Sur le comptoir en acier brossé. À côté de la tasse de café noir, déjà bu. J’ai ouvert le Moleskine aux pages ivoire lignées de bleu. Mon jardin circulaire, ma chapelle, mon atelier jaloux.
Derrière le bar, celui qui doit être le propriétaire termine un Crottin de Chavignol sur une tartine grillée. À l’autre bout, une femme épaisse – mauvaise humeur dans un tailleur cintré – se plaint de jambes douloureuses. Je souligne, rature, insère, produis peu. Écrire est un plaisir récent, difficile.
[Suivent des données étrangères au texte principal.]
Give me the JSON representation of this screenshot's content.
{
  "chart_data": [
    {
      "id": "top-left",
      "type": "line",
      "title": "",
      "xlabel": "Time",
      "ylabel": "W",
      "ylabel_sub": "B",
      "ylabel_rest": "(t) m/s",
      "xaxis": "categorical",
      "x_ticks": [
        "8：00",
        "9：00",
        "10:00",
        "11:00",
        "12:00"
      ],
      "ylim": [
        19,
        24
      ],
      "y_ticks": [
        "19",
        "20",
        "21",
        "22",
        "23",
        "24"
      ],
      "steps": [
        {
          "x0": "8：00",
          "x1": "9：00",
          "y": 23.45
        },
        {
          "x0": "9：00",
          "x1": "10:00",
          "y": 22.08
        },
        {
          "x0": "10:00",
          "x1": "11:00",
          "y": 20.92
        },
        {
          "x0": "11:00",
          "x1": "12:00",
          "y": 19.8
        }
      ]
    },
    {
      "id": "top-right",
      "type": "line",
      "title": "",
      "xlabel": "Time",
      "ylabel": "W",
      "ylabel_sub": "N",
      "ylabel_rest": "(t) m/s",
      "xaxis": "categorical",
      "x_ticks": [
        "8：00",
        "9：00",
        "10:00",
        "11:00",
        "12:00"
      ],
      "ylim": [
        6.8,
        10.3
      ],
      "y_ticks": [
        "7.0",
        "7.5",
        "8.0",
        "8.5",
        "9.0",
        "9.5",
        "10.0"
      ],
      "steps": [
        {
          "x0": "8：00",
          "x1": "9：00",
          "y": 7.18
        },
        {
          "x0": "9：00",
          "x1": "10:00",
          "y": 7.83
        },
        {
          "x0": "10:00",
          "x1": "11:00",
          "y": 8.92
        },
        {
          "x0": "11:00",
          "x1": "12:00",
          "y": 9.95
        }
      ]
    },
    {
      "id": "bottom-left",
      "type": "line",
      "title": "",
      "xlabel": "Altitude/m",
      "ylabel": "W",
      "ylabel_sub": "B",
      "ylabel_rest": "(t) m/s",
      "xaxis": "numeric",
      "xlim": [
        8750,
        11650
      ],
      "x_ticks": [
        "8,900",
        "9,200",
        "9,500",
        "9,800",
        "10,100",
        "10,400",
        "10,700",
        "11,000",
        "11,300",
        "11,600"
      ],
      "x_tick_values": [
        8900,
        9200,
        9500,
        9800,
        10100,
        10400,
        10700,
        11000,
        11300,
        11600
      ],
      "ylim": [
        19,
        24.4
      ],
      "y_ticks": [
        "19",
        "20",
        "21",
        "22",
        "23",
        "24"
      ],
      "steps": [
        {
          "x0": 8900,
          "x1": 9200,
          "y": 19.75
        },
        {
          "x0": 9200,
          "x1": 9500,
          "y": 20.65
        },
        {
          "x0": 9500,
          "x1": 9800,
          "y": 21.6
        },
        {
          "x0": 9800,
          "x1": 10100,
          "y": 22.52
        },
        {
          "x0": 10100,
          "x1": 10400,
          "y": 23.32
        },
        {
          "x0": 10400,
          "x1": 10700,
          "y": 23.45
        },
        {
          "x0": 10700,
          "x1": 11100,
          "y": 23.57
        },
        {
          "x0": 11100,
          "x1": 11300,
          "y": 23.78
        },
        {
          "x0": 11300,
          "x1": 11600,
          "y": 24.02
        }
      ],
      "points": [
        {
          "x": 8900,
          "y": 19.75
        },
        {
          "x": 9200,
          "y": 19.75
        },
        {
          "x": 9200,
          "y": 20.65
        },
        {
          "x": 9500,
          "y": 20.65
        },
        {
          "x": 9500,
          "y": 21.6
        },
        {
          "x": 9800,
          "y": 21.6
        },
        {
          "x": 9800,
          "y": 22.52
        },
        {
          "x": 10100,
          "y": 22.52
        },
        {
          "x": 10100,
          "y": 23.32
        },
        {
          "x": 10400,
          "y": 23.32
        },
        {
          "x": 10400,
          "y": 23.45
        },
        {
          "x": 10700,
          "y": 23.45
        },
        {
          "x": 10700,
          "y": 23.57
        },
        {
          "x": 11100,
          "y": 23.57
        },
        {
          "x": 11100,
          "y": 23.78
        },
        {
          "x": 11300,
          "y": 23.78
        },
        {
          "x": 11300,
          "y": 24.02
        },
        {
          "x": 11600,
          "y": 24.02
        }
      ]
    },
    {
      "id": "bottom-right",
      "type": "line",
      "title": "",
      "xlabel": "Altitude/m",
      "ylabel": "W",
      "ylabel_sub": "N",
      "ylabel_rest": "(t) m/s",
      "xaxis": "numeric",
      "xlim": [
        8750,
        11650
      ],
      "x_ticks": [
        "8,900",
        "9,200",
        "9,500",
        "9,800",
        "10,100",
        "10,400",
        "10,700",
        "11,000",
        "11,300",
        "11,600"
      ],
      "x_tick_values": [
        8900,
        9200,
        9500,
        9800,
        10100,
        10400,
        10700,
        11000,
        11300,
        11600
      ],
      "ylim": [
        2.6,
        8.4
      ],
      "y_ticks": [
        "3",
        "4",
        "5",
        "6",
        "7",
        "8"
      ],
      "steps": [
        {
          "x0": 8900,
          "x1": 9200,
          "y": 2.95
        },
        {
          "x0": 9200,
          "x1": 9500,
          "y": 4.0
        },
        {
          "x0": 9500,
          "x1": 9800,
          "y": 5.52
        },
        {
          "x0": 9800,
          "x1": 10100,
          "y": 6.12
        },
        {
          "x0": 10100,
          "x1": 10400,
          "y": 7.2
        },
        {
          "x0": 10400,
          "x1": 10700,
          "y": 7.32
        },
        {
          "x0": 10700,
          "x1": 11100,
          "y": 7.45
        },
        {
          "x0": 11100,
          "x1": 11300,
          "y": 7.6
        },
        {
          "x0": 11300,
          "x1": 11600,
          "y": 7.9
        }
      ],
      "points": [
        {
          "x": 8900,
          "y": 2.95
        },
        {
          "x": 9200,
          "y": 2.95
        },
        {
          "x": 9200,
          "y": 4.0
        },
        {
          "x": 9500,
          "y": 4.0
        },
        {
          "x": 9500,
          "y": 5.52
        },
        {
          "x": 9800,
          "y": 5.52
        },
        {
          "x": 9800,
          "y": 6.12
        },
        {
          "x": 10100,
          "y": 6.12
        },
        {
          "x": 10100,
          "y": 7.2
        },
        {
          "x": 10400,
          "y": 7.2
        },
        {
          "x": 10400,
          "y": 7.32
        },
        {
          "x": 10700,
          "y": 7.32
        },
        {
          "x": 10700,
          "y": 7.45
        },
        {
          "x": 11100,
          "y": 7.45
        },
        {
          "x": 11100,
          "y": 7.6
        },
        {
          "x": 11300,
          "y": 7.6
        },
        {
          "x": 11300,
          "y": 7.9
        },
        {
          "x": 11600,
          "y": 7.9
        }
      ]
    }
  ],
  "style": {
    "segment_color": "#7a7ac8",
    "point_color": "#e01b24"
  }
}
Un client s’approche, fort accent anglo-saxon. Le garçon, en bras de chemise, une serviette par-dessus son épaule, plonge avec lui dans la carte des consommations.
— Une brune ? C’est qu’on est en pénurie de brune…
Sur talons aiguilles, dans un petit débardeur noir, c’est une brune pour- tant qui trottine à travers la salle, un bouquet d’étincelles au bout des doigts. Elle rejoint, derrière le comptoir, celle qui essuie des verres et qui joue les surprises. Le patron quitte mollement son tabouret, sort d’une vitrine réfrigérée un gâteau au chocolat largement entamé.
On s’embrasse tandis qu’Ella Fitzgerald fredonne un vieil air.